[Buddha-l] Withdrawal of the senses

Joy Vriens joy at vrienstrad.com
Fri Nov 17 01:58:25 MST 2006


Dan wrote:

>Ch. 11 of the Gita has Krsna give Arjuna a divine eye: The "vision" 
>initially impresses him with its beauty (light of a thousand sons), but it 
>turns horrifying and frightening. Krsna's body starts to aquire (or Arjuna 
>notices) parts that are devouring the soldiers on the battlefield (it is a 
>very contextually-specific vision), the light turns into scorching flames, 
>and Arjuna is so overcome by terror that he asks for his regular eye back. 
>The result is he fawns and supplicates himself to Krsna, which the Gita 
>explains at the end of ch. 11 and the entire ch. 12, is what bhakti is. 

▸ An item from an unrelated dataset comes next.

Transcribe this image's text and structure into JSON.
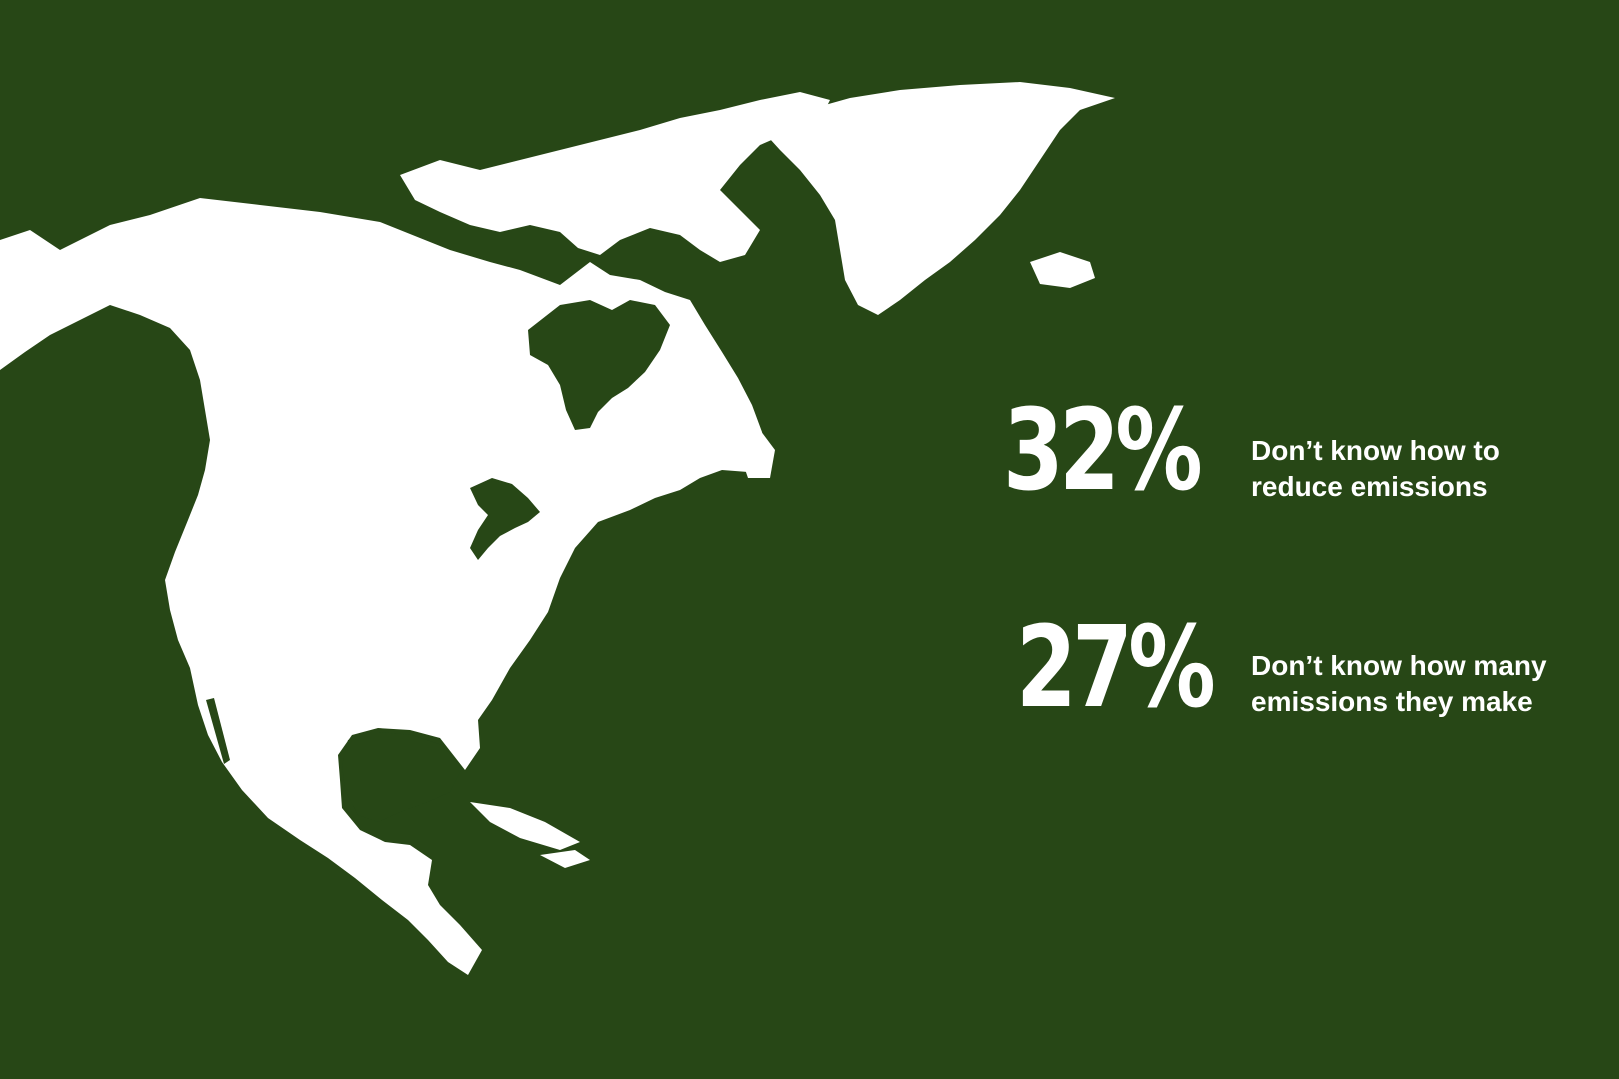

A very interesting passage and the first time I see a vague resemblence with the movie "The Matrix". I guess every Buddhist is tired of hearing about parallels between The Matrix and Buddhism, particularly Cittamatra, but I can't help thinking of the choice between the red pill and the blue pill here. Of course, for the parallel to stick, the "divine eye" should be read as "universal perspective", but who knows perhaps that's what Krsna meant anyway. The "God" perspective/universal perspective being the red pill and the individual perspective the blue one. It reminds me also of a Buddhist story I have read in the past and tried to track down without any success since. It's about a bodhisattva king, whose country is in war. The king has a private protected well, but the general water supllies of the town are poisoned by the ennemy. The people of the country all become insane and start hallucinating. Ultimately, the king no longer being able to "govern" his people with his "sa!
 ne" point of view, decides to drink the poisoned water so he can share the hallucinations of his people and continue governing them. A wise decision IMO, otherwise one may end up governing from a universal/God perspective, thinking in terms of collateral damage and doing away with critcism by saying the losses are "just a comma" in the history books.